Students Finish in Top 10 at Fed Challenge | St. Lawrence University

Students Finish in Top 10 at Fed Challenge

A group of St. Lawrence University students was one of five teams to receive Honorable Mention accolades from the Federal Reserve Bank of New York following their presentations at the College Fed Challenge competition in New York City in November.

The College Fed Challenge is a competition designed to bring real-world economics into the classroom. Teams play the role of monetary policymakers by analyzing economic conditions and recommending a course for monetary policy. Staff at the New York Fed host orientations and half-day boot camp for students leading up to the competition. This year, more than 30 New York-based teams competed and 10, including St. Lawrence, earned a spot in the semifinals.

Out of the 12 students enrolled in the course, five went on to compete in New York City in the preliminary round and the semifinals: Michael Donnelly ’20 of Mansfield, Massachusetts; Ryan Donohue ’20 of West Milford, New Jersey; Natalie Herwood ’20 of Stowe, Vermont; Kai Jensen ’21 of Montclair, New Jersey; Ross MacMahon ’21 of Lunenburg, Massachusetts; Garnet Remillard ’20 of Syracuse, New York; Ben Smith ’20 of Westborough, Massachusetts; and Alex Terry ’20 of Hopkinton, Massachusetts.

Charles A. Dana Professor of Economics Cynthia Bansak, a former economist at the Board of Governors of the Federal Reserve System, has spent more than a decade equipping St.

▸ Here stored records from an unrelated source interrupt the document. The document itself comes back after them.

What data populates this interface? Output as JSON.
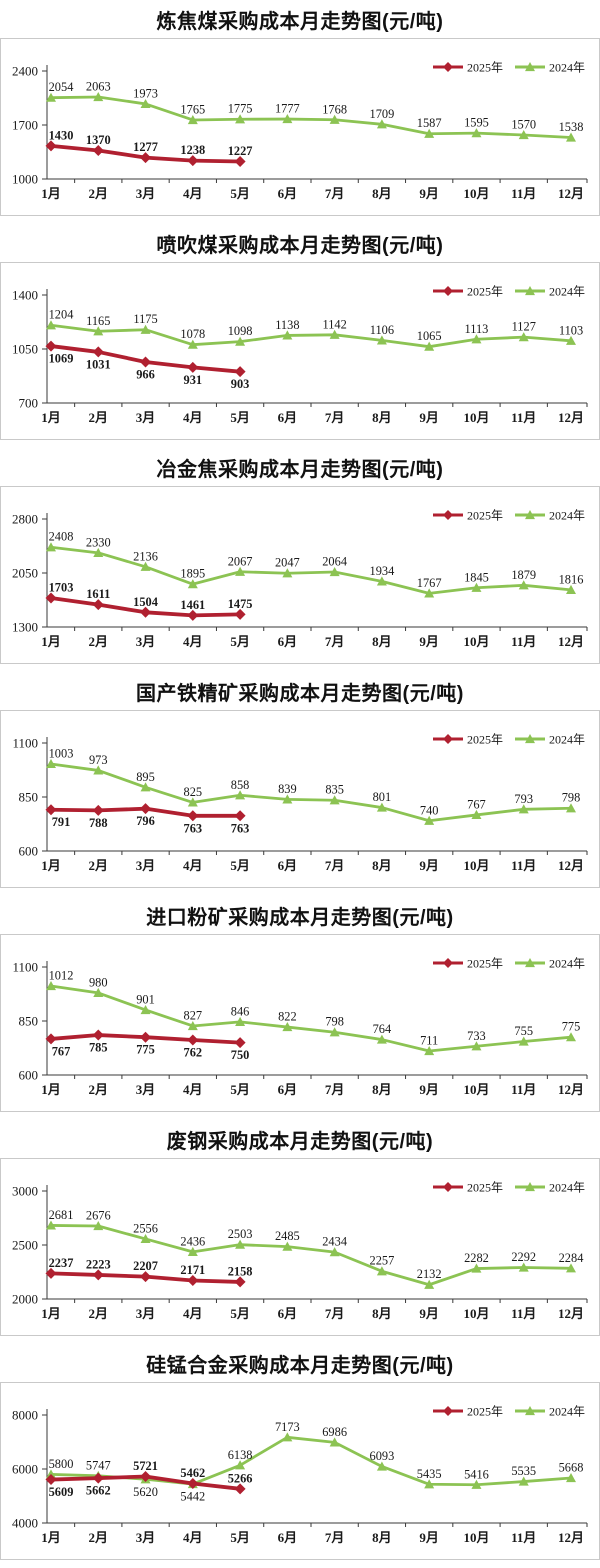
{
  "page": {
    "unit_note": "元/吨",
    "months": [
      "1月",
      "2月",
      "3月",
      "4月",
      "5月",
      "6月",
      "7月",
      "8月",
      "9月",
      "10月",
      "11月",
      "12月"
    ]
  },
  "colors": {
    "series_2025": "#b02030",
    "series_2024": "#8cc353",
    "axis": "#3a3a3a",
    "box_border": "#c9c9c9",
    "label_text": "#1a1a1a"
  },
  "legend": {
    "items": [
      {
        "label": "2025年",
        "color": "#b02030",
        "marker": "diamond"
      },
      {
        "label": "2024年",
        "color": "#8cc353",
        "marker": "triangle"
      }
    ],
    "position": "top-right"
  },
  "chart_data": [
    {
      "type": "line",
      "title": "炼焦煤采购成本月走势图(元/吨)",
      "ylim": [
        1000,
        2400
      ],
      "yticks": [
        1000,
        1700,
        2400
      ],
      "grid": false,
      "legend_position": "top-right",
      "series": [
        {
          "name": "2025年",
          "color": "#b02030",
          "marker": "diamond",
          "bold_labels": true,
          "values": [
            1430,
            1370,
            1277,
            1238,
            1227
          ],
          "label_pos": "above"
        },
        {
          "name": "2024年",
          "color": "#8cc353",
          "marker": "triangle",
          "bold_labels": false,
          "values": [
            2054,
            2063,
            1973,
            1765,
            1775,
            1777,
            1768,
            1709,
            1587,
            1595,
            1570,
            1538
          ],
          "label_pos": "above"
        }
      ]
    },
    {
      "type": "line",
      "title": "喷吹煤采购成本月走势图(元/吨)",
      "ylim": [
        700,
        1400
      ],
      "yticks": [
        700,
        1050,
        1400
      ],
      "grid": false,
      "legend_position": "top-right",
      "series": [
        {
          "name": "2025年",
          "color": "#b02030",
          "marker": "diamond",
          "bold_labels": true,
          "values": [
            1069,
            1031,
            966,
            931,
            903
          ],
          "label_pos": "below"
        },
        {
          "name": "2024年",
          "color": "#8cc353",
          "marker": "triangle",
          "bold_labels": false,
          "values": [
            1204,
            1165,
            1175,
            1078,
            1098,
            1138,
            1142,
            1106,
            1065,
            1113,
            1127,
            1103
          ],
          "label_pos": "above"
        }
      ]
    },
    {
      "type": "line",
      "title": "冶金焦采购成本月走势图(元/吨)",
      "ylim": [
        1300,
        2800
      ],
      "yticks": [
        1300,
        2050,
        2800
      ],
      "grid": false,
      "legend_position": "top-right",
      "series": [
        {
          "name": "2025年",
          "color": "#b02030",
          "marker": "diamond",
          "bold_labels": true,
          "values": [
            1703,
            1611,
            1504,
            1461,
            1475
          ],
          "label_pos": "above"
        },
        {
          "name": "2024年",
          "color": "#8cc353",
          "marker": "triangle",
          "bold_labels": false,
          "values": [
            2408,
            2330,
            2136,
            1895,
            2067,
            2047,
            2064,
            1934,
            1767,
            1845,
            1879,
            1816
          ],
          "label_pos": "above"
        }
      ]
    },
    {
      "type": "line",
      "title": "国产铁精矿采购成本月走势图(元/吨)",
      "ylim": [
        600,
        1100
      ],
      "yticks": [
        600,
        850,
        1100
      ],
      "grid": false,
      "legend_position": "top-right",
      "series": [
        {
          "name": "2025年",
          "color": "#b02030",
          "marker": "diamond",
          "bold_labels": true,
          "values": [
            791,
            788,
            796,
            763,
            763
          ],
          "label_pos": "below"
        },
        {
          "name": "2024年",
          "color": "#8cc353",
          "marker": "triangle",
          "bold_labels": false,
          "values": [
            1003,
            973,
            895,
            825,
            858,
            839,
            835,
            801,
            740,
            767,
            793,
            798
          ],
          "label_pos": "above"
        }
      ]
    },
    {
      "type": "line",
      "title": "进口粉矿采购成本月走势图(元/吨)",
      "ylim": [
        600,
        1100
      ],
      "yticks": [
        600,
        850,
        1100
      ],
      "grid": false,
      "legend_position": "top-right",
      "series": [
        {
          "name": "2025年",
          "color": "#b02030",
          "marker": "diamond",
          "bold_labels": true,
          "values": [
            767,
            785,
            775,
            762,
            750
          ],
          "label_pos": "below"
        },
        {
          "name": "2024年",
          "color": "#8cc353",
          "marker": "triangle",
          "bold_labels": false,
          "values": [
            1012,
            980,
            901,
            827,
            846,
            822,
            798,
            764,
            711,
            733,
            755,
            775
          ],
          "label_pos": "above"
        }
      ]
    },
    {
      "type": "line",
      "title": "废钢采购成本月走势图(元/吨)",
      "ylim": [
        2000,
        3000
      ],
      "yticks": [
        2000,
        2500,
        3000
      ],
      "grid": false,
      "legend_position": "top-right",
      "series": [
        {
          "name": "2025年",
          "color": "#b02030",
          "marker": "diamond",
          "bold_labels": true,
          "values": [
            2237,
            2223,
            2207,
            2171,
            2158
          ],
          "label_pos": "above"
        },
        {
          "name": "2024年",
          "color": "#8cc353",
          "marker": "triangle",
          "bold_labels": false,
          "values": [
            2681,
            2676,
            2556,
            2436,
            2503,
            2485,
            2434,
            2257,
            2132,
            2282,
            2292,
            2284
          ],
          "label_pos": "above"
        }
      ]
    },
    {
      "type": "line",
      "title": "硅锰合金采购成本月走势图(元/吨)",
      "ylim": [
        4000,
        8000
      ],
      "yticks": [
        4000,
        6000,
        8000
      ],
      "grid": false,
      "legend_position": "top-right",
      "series": [
        {
          "name": "2025年",
          "color": "#b02030",
          "marker": "diamond",
          "bold_labels": true,
          "values": [
            5609,
            5662,
            5721,
            5462,
            5266
          ],
          "label_pos": [
            "below",
            "below",
            "above",
            "above",
            "above"
          ]
        },
        {
          "name": "2024年",
          "color": "#8cc353",
          "marker": "triangle",
          "bold_labels": false,
          "values": [
            5800,
            5747,
            5620,
            5442,
            6138,
            7173,
            6986,
            6093,
            5435,
            5416,
            5535,
            5668
          ],
          "label_pos": [
            "above",
            "above",
            "below",
            "below",
            "above",
            "above",
            "above",
            "above",
            "above",
            "above",
            "above",
            "above"
          ]
        }
      ]
    }
  ]
}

Lawrence students with the tools and knowledge they need for success in the field of economics through her Fed Challenge course.

“Teaching classes about the Fed is extremely important because the Fed is complicated,” she says. “Students see it in different classes along the way. They'll see it in introductory classes, and intermediate macroeconomics. And I think a lot of people are intimidated by understanding it and trying to delve deep into the inner workings of what the Fed does and the mechanics of it.”


One way she has done that has been the structure of the class itself. “This class is unique because we don’t have a textbook,” explains Natalie Herwood ’20. “Our texts are the Wall Street Journal, the Bloomberg Terminal, and current events. This class has prepared us for the workforce because it helped us develop good habits like reading the news every morning, always knowing the current unemployment rate and knowing what the Fed Funds rate is doing.”

A course like St. Lawrence’s Fed Challenge that is based on constantly-changing dynamics and data can’t be limited to their regular class time on Tuesdays and Thursdays. Throughout the semester, the students and professors spent countless late nights collaborating at the Owen D. Young Library as they researched, planned, and practiced their presentations for the challenge.

They learn a lot of transferable skills,” Bansak says. “Sharing documents, planning ahead and helping each other in a team-based learning type of environment using all sorts of technology helps develop camaraderie and collegiality between the students and the faculty that is unrivaled.”

That camaraderie was critical for success in New York City, where the team gave a 15-minute presentation consisting of their findings of the current state of the economy, its risk factors, the team’s projections, and their monetary policy recommendation, followed by 15 minutes of questions from the judges.

Another highlight for the class has been the support they have had from the Laurentian community as they prepared for competition. In addition to Bansak and Assistant Professor of Economics Shuwei Zhang, Lynn Smith Fox, spouse of President William L. Fox ’75 and former senior official of the Federal Reserve Board of Governors, offered her expertise, as did numerous St. Lawrence alumni working in finance who met with the class and made themselves available for video chats throughout the process.

“One of the most important parts of the class has been St. Lawrence’s alumni network,” says Ryan Donohue ’20. “They helped us shape our presentation and allowed us to bounce ideas off of them as well as formulate our answers for the Q&A part, which gave us the chance to really formulate our answers and think about things more deeply. Their willingness to help our class get really involved with the whole process is something that’s really special about the St. Lawrence alumni network.”

As students taking the course reflected on the past semester’s experience, they note how their St. Lawrence liberal arts experience has inspired them to get excited about sharing complex data with others in compelling ways.

“One of the best pieces of advice I learned during this class was that I need to be able to take the data and tell a story,” says Jack Gorman ’22. “You might have all of this data and information from your sources, but if you can’t string it together in a meaningful way, it’s not going to mean anything to anyone. It’s important to be able to articulate why it all matters.”